Articles | Volume 7, issue 4
https://doi.org/10.5194/se-7-1217-2016
https://doi.org/10.5194/se-7-1217-2016
Research article
 | 
18 Aug 2016
Research article |  | 18 Aug 2016

Geoscientific process monitoring with positron emission tomography (GeoPET)

Johannes Kulenkampff, Marion Gründig, Abdelhamid Zakhnini, and Johanna Lippmann-Pipke

Abstract. Transport processes in geomaterials can be observed with input–output experiments, which yield no direct information on the impact of heterogeneities, or they can be assessed by model simulations based on structural imaging using µ-CT. Positron emission tomography (PET) provides an alternative experimental observation method which directly and quantitatively yields the spatio-temporal distribution of tracer concentration. Process observation with PET benefits from its extremely high sensitivity together with a resolution that is acceptable in relation to standard drill core sizes. We strongly recommend applying high-resolution PET scanners in order to achieve a resolution on the order of 1 mm.

We discuss the particularities of PET applications in geoscientific experiments (GeoPET), which essentially are due to high material density.
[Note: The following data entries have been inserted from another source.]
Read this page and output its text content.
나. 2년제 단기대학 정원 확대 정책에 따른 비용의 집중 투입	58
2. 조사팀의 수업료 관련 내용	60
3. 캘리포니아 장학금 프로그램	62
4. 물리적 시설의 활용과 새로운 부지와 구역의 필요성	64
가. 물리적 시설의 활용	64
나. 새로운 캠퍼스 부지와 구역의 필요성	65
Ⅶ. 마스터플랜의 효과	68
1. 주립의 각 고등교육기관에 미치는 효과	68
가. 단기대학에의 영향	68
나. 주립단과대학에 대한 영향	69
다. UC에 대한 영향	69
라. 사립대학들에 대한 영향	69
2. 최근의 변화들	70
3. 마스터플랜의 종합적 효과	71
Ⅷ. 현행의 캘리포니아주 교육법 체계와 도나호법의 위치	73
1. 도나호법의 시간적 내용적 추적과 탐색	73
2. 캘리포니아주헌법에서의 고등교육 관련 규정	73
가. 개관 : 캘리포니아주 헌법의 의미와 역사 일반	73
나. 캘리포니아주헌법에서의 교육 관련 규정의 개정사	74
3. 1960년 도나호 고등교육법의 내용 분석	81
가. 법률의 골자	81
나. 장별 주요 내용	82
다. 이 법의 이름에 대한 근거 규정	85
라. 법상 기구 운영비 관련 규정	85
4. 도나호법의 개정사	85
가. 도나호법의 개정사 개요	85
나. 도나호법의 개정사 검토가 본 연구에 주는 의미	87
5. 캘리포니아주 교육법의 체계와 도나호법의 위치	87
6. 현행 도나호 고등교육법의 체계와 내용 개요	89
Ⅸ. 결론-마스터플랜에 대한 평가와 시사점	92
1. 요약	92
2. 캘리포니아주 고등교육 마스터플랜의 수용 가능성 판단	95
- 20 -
Although PET is rather insensitive to matrix effects, mass attenuation and Compton scattering have to be corrected thoroughly in order to derive quantitative values.

Examples of process monitoring of advection and diffusion processes with GeoPET illustrate the procedure and the experimental conditions, as well as the benefits and limits of the method.

Short summary
Transport processes can be observed with input–output experiments, disregarding the impact of heterogeneities, or they can be modelled, based on structural images. In contrast, positron emission tomography (PET) directly yields the spatio-temporal distribution of tracer concentration. PET benefits from its molecular sensitivity together with a reasonable resolution. We illustrate its use with examples of process monitoring of advection and diffusion processes, and we discuss benefits and limits.